From: <
[email protected]>
| I fought the Vundo successfully but it was not easy. Malwarebytes did
| not work. Hijackthis did not work. Manual registry deletion did not
| work. These registry keys kept coming back.
| I would see new dlls running under explorer.exe each time I booted
| up. These were named randomly with alternating consonants and vowels:
| timorasu.dll might be one example. When I looked in the windows/
| system32 directory, these dlls did not exist, therefore could not be
| deleted.
| To make a long story short, you need to be thorough and work through
| it. I used the tools from sysinternals.com: autoruns and process
| explorer.
| Autoruns will show you everything that starts up when you boot up the
| computer. It will be a long list and you need to go through
| everything.
| The part that made it easier for me is that the Vundo stuff did not
| have any company name listed. The majority of start-up items show up
| as Microsoft and then there are the other normal ones like Adobe,
| etc.
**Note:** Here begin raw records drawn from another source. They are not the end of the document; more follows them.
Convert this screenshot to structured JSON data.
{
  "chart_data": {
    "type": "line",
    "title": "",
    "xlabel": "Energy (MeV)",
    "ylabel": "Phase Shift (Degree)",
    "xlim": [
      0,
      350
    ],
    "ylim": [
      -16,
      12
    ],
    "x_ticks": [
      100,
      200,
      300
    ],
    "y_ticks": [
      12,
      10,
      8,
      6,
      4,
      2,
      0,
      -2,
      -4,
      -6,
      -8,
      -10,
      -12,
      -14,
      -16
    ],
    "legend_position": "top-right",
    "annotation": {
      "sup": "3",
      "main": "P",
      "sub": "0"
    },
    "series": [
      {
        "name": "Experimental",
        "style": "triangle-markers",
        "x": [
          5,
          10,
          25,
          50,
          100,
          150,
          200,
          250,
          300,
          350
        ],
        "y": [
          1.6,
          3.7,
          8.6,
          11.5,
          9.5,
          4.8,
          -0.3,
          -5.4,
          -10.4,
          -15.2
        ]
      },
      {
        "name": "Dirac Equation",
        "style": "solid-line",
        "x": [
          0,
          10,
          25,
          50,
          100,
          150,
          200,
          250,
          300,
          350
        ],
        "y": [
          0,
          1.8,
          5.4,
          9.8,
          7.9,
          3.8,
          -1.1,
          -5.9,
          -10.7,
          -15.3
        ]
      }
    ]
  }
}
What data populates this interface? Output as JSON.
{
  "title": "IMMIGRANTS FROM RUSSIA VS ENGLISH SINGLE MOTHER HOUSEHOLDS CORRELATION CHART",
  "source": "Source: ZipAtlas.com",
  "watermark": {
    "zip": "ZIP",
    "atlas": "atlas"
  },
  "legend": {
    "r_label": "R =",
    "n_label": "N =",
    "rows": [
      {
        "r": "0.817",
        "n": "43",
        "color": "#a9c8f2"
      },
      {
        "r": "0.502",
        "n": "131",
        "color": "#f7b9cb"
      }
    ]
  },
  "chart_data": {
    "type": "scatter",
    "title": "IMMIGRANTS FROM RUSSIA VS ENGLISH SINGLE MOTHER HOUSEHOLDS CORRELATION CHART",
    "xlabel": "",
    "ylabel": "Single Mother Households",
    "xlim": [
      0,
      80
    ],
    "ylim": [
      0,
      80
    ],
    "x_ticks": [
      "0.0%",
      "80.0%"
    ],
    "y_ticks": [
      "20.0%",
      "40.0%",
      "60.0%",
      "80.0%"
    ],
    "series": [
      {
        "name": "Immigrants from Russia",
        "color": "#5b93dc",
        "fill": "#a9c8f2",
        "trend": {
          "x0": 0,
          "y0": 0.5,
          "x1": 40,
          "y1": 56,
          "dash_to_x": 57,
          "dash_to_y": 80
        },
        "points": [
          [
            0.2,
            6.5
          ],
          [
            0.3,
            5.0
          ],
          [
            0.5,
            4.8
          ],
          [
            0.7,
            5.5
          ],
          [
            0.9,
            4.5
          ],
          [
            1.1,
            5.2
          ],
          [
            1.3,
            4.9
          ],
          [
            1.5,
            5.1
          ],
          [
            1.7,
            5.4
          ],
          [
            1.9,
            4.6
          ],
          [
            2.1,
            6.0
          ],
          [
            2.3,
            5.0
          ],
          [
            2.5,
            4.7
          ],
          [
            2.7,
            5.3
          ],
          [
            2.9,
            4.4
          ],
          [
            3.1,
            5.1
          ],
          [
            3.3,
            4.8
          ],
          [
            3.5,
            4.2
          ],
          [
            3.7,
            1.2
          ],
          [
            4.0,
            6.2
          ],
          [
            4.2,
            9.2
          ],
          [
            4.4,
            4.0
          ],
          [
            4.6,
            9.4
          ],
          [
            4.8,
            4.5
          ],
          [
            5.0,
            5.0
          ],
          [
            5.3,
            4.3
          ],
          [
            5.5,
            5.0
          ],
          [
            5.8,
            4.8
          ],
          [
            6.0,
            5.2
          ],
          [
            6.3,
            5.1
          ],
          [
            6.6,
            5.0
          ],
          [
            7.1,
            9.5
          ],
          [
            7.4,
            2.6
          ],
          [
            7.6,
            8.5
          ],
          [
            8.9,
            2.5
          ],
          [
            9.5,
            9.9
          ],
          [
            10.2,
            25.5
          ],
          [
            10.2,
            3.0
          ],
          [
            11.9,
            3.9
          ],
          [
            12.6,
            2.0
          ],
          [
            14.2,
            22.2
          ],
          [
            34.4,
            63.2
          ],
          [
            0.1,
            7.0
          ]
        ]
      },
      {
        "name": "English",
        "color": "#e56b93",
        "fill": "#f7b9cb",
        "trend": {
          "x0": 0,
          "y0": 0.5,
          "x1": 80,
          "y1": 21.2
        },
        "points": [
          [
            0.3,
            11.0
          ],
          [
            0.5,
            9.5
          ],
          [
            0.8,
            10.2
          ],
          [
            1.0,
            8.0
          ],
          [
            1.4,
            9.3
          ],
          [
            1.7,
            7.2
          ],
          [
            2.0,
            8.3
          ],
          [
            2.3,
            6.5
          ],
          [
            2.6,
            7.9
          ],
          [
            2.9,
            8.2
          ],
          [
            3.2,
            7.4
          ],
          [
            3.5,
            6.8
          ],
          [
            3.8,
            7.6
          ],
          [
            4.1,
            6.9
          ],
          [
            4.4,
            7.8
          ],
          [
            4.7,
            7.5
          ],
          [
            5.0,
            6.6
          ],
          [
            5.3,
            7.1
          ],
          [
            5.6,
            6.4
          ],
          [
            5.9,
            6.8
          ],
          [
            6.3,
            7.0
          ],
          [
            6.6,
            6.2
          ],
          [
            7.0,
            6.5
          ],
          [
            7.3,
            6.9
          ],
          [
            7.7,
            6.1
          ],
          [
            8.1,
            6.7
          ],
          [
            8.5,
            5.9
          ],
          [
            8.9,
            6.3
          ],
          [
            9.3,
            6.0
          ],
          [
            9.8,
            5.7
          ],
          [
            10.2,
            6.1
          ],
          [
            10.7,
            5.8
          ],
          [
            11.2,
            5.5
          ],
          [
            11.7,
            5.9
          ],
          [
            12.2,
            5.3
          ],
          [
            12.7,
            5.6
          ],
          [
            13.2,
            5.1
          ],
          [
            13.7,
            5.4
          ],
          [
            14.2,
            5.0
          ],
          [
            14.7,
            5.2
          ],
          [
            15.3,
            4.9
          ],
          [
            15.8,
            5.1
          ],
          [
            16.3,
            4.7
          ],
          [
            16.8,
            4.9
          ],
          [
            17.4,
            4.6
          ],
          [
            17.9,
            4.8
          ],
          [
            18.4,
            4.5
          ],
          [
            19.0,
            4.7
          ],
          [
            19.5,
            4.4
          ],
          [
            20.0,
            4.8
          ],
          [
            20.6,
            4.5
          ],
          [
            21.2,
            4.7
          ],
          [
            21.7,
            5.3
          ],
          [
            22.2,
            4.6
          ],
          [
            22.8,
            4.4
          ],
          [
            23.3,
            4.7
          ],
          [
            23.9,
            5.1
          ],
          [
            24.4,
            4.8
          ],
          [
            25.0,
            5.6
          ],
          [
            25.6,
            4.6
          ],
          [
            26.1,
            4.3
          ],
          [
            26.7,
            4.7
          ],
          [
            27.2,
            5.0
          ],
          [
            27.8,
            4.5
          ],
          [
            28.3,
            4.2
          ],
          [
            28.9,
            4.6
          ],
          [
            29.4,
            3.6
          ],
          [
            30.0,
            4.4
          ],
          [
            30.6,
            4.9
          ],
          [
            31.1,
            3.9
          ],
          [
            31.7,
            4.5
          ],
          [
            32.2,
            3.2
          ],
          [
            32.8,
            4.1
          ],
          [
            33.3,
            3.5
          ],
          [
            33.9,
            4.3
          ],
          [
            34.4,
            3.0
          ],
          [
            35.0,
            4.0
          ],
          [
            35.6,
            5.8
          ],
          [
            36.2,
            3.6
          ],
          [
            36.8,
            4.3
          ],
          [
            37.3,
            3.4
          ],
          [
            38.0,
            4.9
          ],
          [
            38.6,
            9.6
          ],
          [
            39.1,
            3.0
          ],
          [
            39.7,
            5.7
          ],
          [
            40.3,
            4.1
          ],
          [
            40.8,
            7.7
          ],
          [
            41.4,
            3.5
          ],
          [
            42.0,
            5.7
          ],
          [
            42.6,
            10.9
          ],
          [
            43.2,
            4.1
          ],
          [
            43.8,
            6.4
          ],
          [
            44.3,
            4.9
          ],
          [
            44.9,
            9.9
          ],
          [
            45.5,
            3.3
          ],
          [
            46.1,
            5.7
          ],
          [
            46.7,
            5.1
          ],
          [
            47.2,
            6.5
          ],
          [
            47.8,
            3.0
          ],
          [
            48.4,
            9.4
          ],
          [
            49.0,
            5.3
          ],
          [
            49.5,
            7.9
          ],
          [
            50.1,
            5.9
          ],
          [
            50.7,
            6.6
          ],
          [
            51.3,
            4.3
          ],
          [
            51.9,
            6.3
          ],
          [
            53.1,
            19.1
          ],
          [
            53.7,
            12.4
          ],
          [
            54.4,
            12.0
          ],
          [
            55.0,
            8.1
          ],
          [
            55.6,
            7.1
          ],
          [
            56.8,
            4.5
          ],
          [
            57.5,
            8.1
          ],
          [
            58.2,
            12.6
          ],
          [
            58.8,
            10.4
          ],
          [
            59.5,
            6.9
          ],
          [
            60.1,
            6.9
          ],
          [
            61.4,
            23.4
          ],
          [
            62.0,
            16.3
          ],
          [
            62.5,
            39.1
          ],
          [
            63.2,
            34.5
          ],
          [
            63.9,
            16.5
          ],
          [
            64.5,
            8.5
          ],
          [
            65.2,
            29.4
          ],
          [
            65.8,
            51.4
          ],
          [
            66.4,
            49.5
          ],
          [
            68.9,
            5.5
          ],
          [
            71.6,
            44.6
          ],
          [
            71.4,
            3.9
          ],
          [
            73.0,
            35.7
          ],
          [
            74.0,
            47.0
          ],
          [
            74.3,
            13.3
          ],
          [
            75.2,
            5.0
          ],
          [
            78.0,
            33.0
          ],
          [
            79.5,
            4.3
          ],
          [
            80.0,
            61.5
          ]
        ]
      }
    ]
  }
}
Some normal programs showed up without a company name (Winrar is
| an example), however, be suspicious of all of them.
| Through detective work, I found one startup item named cits.exe in
| windows/system32. Now this name is very similar to a legitimate
| program called cits_.exe....so it is likely the virus will use a
| different name on a different computer to try to blend in with other
| legitimate executables. To be safe, I just renamed this file to
| cits.txt, just in case it was a useful thing, I could restore it.
| However, this turned out to be the root cause of the problems. When
| this did not run, I could go in and delete the registry entries with
| the bad dll names. They did not come back again. I could run
| hijackthis.
| Importantly, when my bad .exe file was started, hijackthis showed an
| 020 entry. When the .exe file did not start this 020 entry was gone.
| With the 020 entry gone, I could use hijackthis and Malwarebytes and
| the system was cleaned thoroughly. And the cleaning stuck.
| So you need to find the root cause of the problem. Then it can be
| fixed. Good luck.
The Vundo uses self preservation techniques to protect the Winlogon/notify and BHO
Registry loading points.
However, one can easily boot into the Recovery Console and delete or rename the DLL file.
Then boot in Normal Mode and remove the Registry load points.